It seems to this man that the judge criticizes the author of the HPL for being a poor writer more than anything else insomuch as in the judge's opinion this author doesn't do as good a job as some other authors have managed when producing lexicons of their own regarding other works. In short, without documenting his own special expertise in this area, this judge has anointed himself as a literature critic extraordinaire.
It is clear to this man's common sense that the HPL author has performed a prodigious amount of original work to reorder nine volumes of work into a completely different and original form. This takes a very different sort of mind from that which produced the works originally to create a lexicon such as this. Such work should be applauded, not suppressed.
So the overall result of this is that the world is denied a useful creative expression that could have only enhanced their appreciation and enjoyment of the entire HP series of books. A work that JKR has yet to produce herself, or justify how fans of the series wouldn't buy her "encyclopedia" as well – if it ever comes out.

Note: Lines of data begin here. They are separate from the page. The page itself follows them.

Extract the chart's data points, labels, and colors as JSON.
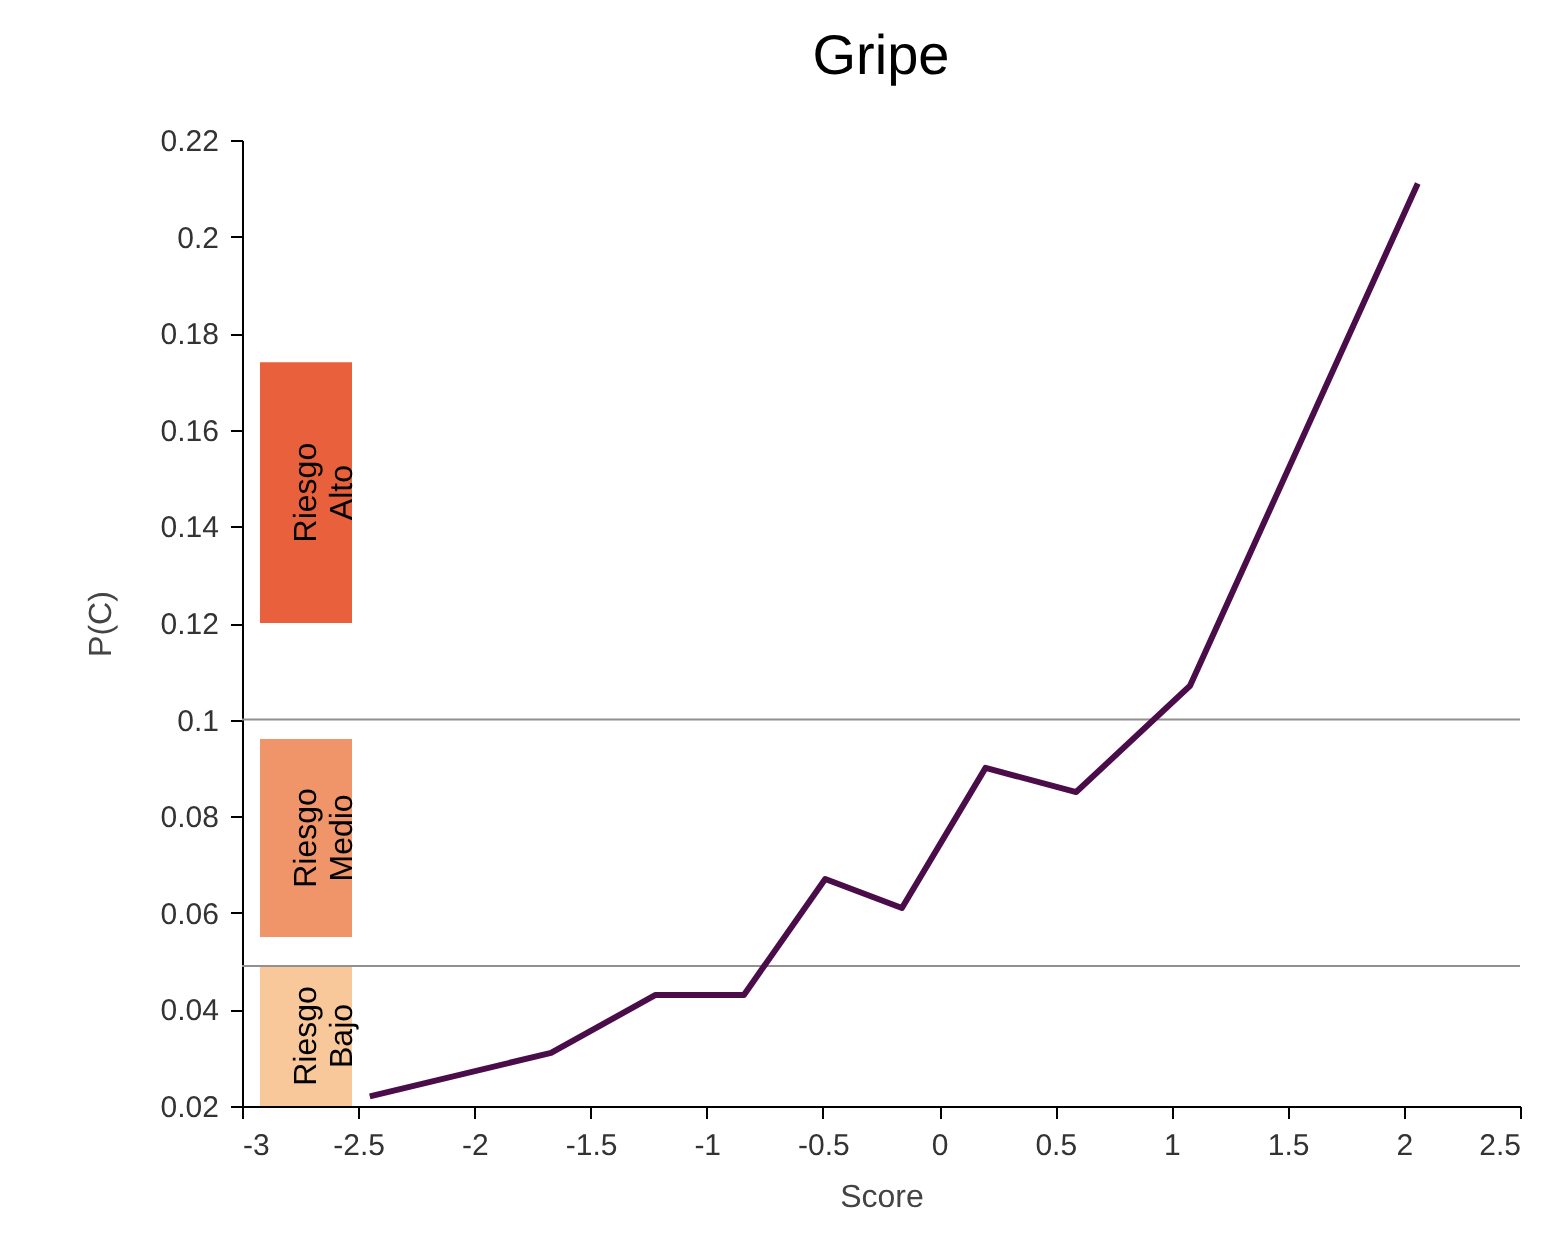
{
  "chart_data": {
    "type": "line",
    "title": "Gripe",
    "xlabel": "Score",
    "ylabel": "P(C)",
    "x": [
      -2.45,
      -1.67,
      -1.22,
      -0.84,
      -0.49,
      -0.16,
      0.2,
      0.59,
      1.08,
      2.06
    ],
    "series": [
      {
        "color": "#4a0d4a",
        "values": [
          0.022,
          0.031,
          0.043,
          0.043,
          0.067,
          0.061,
          0.09,
          0.085,
          0.107,
          0.211
        ]
      }
    ],
    "xlim": [
      -3,
      2.5
    ],
    "xticks": [
      -3,
      -2.5,
      -2,
      -1.5,
      -1,
      -0.5,
      0,
      0.5,
      1,
      1.5,
      2,
      2.5
    ],
    "ylim": [
      0.02,
      0.22
    ],
    "yticks": [
      0.02,
      0.04,
      0.06,
      0.08,
      0.1,
      0.12,
      0.14,
      0.16,
      0.18,
      0.2,
      0.22
    ],
    "ref_lines": [
      {
        "axis": "y",
        "value": 0.1,
        "color": "#909090"
      },
      {
        "axis": "y",
        "value": 0.049,
        "color": "#909090"
      }
    ],
    "bands": [
      {
        "axis": "y",
        "from": 0.12,
        "to": 0.174,
        "label": "Riesgo Alto",
        "color": "#e8603c"
      },
      {
        "axis": "y",
        "from": 0.055,
        "to": 0.096,
        "label": "Riesgo Medio",
        "color": "#f0956a"
      },
      {
        "axis": "y",
        "from": 0.02,
        "to": 0.049,
        "label": "Riesgo Bajo",
        "color": "#f8c79a"
      }
    ],
    "grid": false,
    "marker": "none",
    "line_style": "solid"
  }
}
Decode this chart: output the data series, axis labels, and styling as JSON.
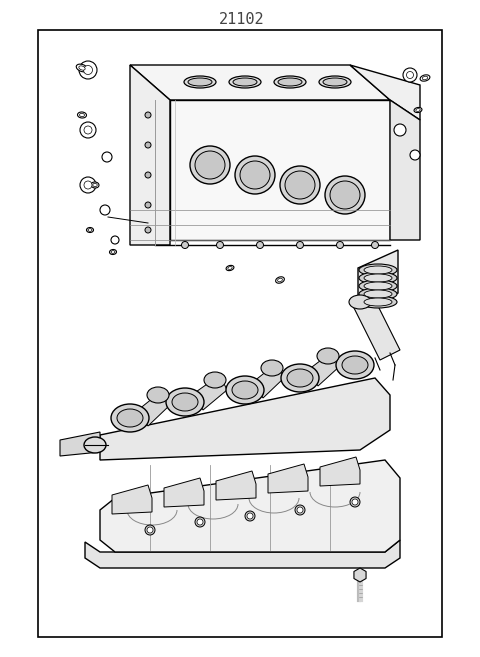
{
  "title": "21102",
  "background_color": "#ffffff",
  "border_color": "#000000",
  "line_color": "#000000",
  "fig_width": 4.8,
  "fig_height": 6.57,
  "dpi": 100,
  "title_fontsize": 11,
  "title_color": "#444444"
}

What this man most of all fails to see is how a web-site that has been allowed to exist with obvious approval by all the copyright holders involved here is any different in its expression from a printed book. Cost shouldn't be the deciding factor. If one is allowed, so should the other. In fact, how could JKR's "encyclopedia" ever compete with free – if that was the true issue here.
Since the lexicon cannot in any sense of the word replace the nine volumes of HP literature (i.e. you wouldn't buy the lexicon to avoid reading the books themselves) and there is no other competing work on the market, this man absolutely fails to understand how JKR, WB, or anyone else is damaged by it.
It will be interesting to see if JKR can possibly publish her own lexicon that doesn't infringe in the work from this author, since she has obviously admitted to being aware of it and using it in the past. Also if she can, on her own, produce a work as good as this one since she obviously fears it.
This man is left to wonder what would happen if it was turned into an e-book and simply given away on the site as a compendium of the site's content.